Investors sought some cover in defensive shares, which offset energy sector weakness. Concerns over Chinese demand following the latest Covid-19 developments has left the oil price up by 12% in the year to date, a far cry from the heights it scaled some months ago – in June, the price was ahead by over 50%.

Lingering concerns that over-tightening by the Fed could lead the country into recession remain at the top of the watchlist. For the moment, the vitally important US consumer has generally remained in spending mode, although there are some concerns that this has been enabled by individuals taking on more debt. There are also some mixed messages, with rising retail sales for October and strong numbers from the likes of Walmart Inc (NYSE:WMT) and The Home Depot Inc (NYSE:HD) being partly offset by less comforting updates from Target Corp (NYSE:TGT) and Amazon.com Inc (NASDAQ:AMZN).

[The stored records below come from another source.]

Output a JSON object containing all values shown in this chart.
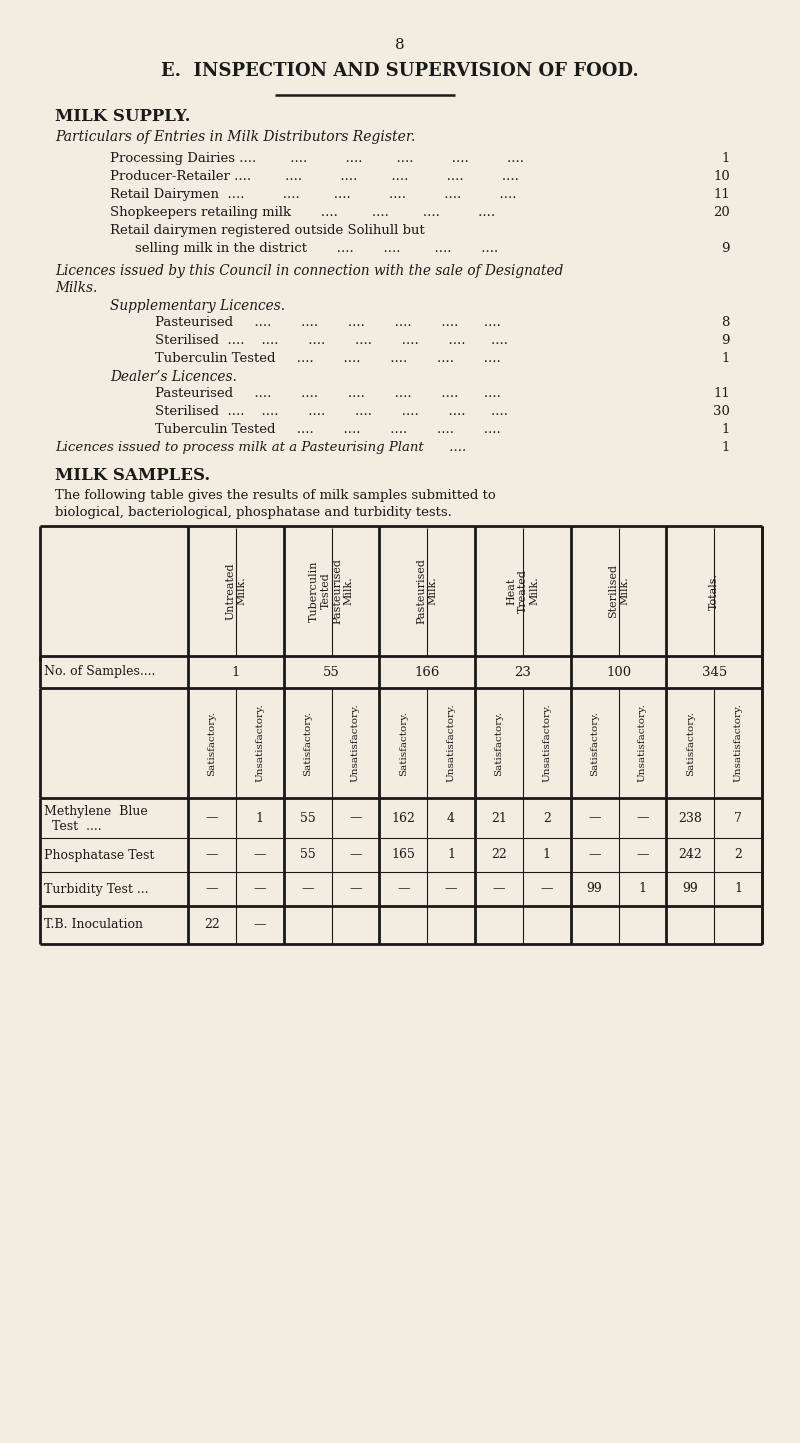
{
  "bg_color": "#f2ede0",
  "page_number": "8",
  "main_title": "E.  INSPECTION AND SUPERVISION OF FOOD.",
  "section1_title": "MILK SUPPLY.",
  "section2_italic1": "Licences issued by this Council in connection with the sale of Designated",
  "section2_italic2": "Milks.",
  "section2_sub1": "Supplementary Licences.",
  "section2_sub1_items": [
    [
      "Pasteurised",
      "8"
    ],
    [
      "Sterilised ....",
      "9"
    ],
    [
      "Tuberculin Tested",
      "1"
    ]
  ],
  "section2_sub2": "Dealer’s Licences.",
  "section2_sub2_items": [
    [
      "Pasteurised",
      "11"
    ],
    [
      "Sterilised ....",
      "30"
    ],
    [
      "Tuberculin Tested",
      "1"
    ]
  ],
  "section2_last_label": "Licences issued to process milk at a Pasteurising Plant",
  "section2_last_val": "1",
  "section3_title": "MILK SAMPLES.",
  "section3_para1": "The following table gives the results of milk samples submitted to",
  "section3_para2": "biological, bacteriological, phosphatase and turbidity tests.",
  "table_col_headers": [
    "Untreated\nMilk.",
    "Tuberculin\nTested\nPasteurised\nMilk.",
    "Pasteurised\nMilk.",
    "Heat\nTreated\nMilk.",
    "Sterilised\nMilk.",
    "Totals."
  ],
  "table_subheaders": [
    "Satisfactory.",
    "Unsatisfactory.",
    "Satisfactory.",
    "Unsatisfactory.",
    "Satisfactory.",
    "Unsatisfactory.",
    "Satisfactory.",
    "Unsatisfactory.",
    "Satisfactory.",
    "Unsatisfactory.",
    "Satisfactory.",
    "Unsatisfactory."
  ],
  "no_of_samples": [
    "1",
    "55",
    "166",
    "23",
    "100",
    "345"
  ],
  "table_data_rows": [
    {
      "label1": "Methylene  Blue",
      "label2": "  Test  ….",
      "data": [
        "—",
        "1",
        "55",
        "—",
        "162",
        "4",
        "21",
        "2",
        "—",
        "—",
        "238",
        "7"
      ]
    },
    {
      "label1": "Phosphatase Test",
      "label2": "",
      "data": [
        "—",
        "—",
        "55",
        "—",
        "165",
        "1",
        "22",
        "1",
        "—",
        "—",
        "242",
        "2"
      ]
    },
    {
      "label1": "Turbidity Test ...",
      "label2": "",
      "data": [
        "—",
        "—",
        "—",
        "—",
        "—",
        "—",
        "—",
        "—",
        "99",
        "1",
        "99",
        "1"
      ]
    }
  ],
  "tb_row_label": "T.B. Inoculation",
  "tb_row_data": [
    "22",
    "—",
    "",
    "",
    "",
    "",
    "",
    "",
    "",
    "",
    "",
    ""
  ]
}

Black Friday follows this week in what will be another test of consumers’ resolve. Fed minutes due on Wednesday are likely to underline the more hawkish comments which various of its members have been making over recent days. These add to what could see a number of distractions leading to thin trading, in a week shortened by the Thanksgiving holiday and with the World Cup having begun.

In the meantime, the major indices have yet to repair the damage which the economic backdrop has caused. In the year to date, the Dow Jones remains down by 7%, the S&P500 by 17% and the Nasdaq by 29%.

Asian investors were also in a sombre mood following further Covid-19 outbreaks which resulted in further lockdowns. In turn, this has stifled hopes of an opportunity for the Chinese economy to begin a recovery, while also providing a reminder of the country’s economic woes which range from deteriorating consumer sentiment to an ailing property sector. The likelihood of sustained and dampened activity has also impacted commodity prices and oil in particular, with the situation potentially lasting some more months in light of the country’s inability to stem the flow of cases thus far.

UK investors were also unsurprisingly ambivalent in early exchanges in the absence of any obvious positive catalysts. The more domestically focused FTSE250 continued to reflect the general pessimism on prospects for the UK economy and has now fallen 18% so far this year.

Further concerns over worker shortages and the possibility of strike action over Christmas have added to the more recent gloom surrounding the traditionally stronger trading period of the next few weeks.

The FTSE100 also failed to make headway in the absence of any stimulus. A mildly weaker open saw both sectors and stocks with Chinese exposure in the firing line, leaving the index marginally down by 0.3% so far this year. That such a tepid showing should be one of the better comparative performances on the global stage is confirmation that a year fraught with obstructions could yet provide further disappointments.